The Australian stockmarket is in uncharted waters this afternoon, after falling for the 10th consecutive day, something that is unheard of since the great depression.

The ASX 200 and the All Ords shed around 170 points each in early trading, as the market lost more than $40 billion in value in the first 20 minutes of trading, but recovered a touch to be down around 140-150 points at midday.

The plunge came after Wall Street fell heavily on the back of a bigger than expected loss from Merrill Lynch, another fall in US housing starts and building permits in December and a poor survey of manufacturing for part of the East Coast

BHP Billiton lost as much as $2 to $34.50, Rio Tinto fell $8.60 to $110 and Commonwealth Bank sank $1.22 to $50.31. BHP’s bid for Rio is looking problematic.

The Australian dollar fell almost one and a half cents overnight to a low of US87.44c, as investors sold off high yield investments considered relatively risky.

The Australian market has now lost almost 10% (or more than $150 billion) this month alone in what Bloomberg says is the worst start to a new year ever for the ASX.

The losses have wiped tens of billions from the value of superannuation funds, with those 60-year-olds and older who restructured their holdings last June in line with changes from the Howard Government possibly the biggest losers.
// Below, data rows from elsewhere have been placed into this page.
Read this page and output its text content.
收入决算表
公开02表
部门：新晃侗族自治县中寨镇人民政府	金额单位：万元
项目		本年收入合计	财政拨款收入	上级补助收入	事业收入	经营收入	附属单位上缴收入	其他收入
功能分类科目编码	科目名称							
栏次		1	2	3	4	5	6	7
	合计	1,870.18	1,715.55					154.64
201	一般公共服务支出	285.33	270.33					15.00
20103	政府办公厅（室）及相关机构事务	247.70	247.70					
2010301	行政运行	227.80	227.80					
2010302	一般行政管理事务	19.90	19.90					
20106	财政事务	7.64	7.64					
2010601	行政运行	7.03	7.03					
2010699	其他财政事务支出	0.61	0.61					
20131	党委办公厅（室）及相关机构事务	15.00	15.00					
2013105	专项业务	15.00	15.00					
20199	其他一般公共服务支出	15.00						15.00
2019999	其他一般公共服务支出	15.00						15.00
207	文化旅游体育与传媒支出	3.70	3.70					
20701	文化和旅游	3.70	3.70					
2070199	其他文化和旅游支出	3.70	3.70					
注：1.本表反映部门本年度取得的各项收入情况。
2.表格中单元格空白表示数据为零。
Many would be facing actual losses on their investments as the ASX is now at its lowest level since the brief dip last August when the credit crunch erupted.

Wall Street is now at 10-month lows or more in many sectors, while Tokyo is at two-year lows and Hong and China are weakening. London is in bear territory (like Tokyo), which is a 20% fall from the peak. Other European markets are deeply in the red as economic prospects for the eurozone economies worsen.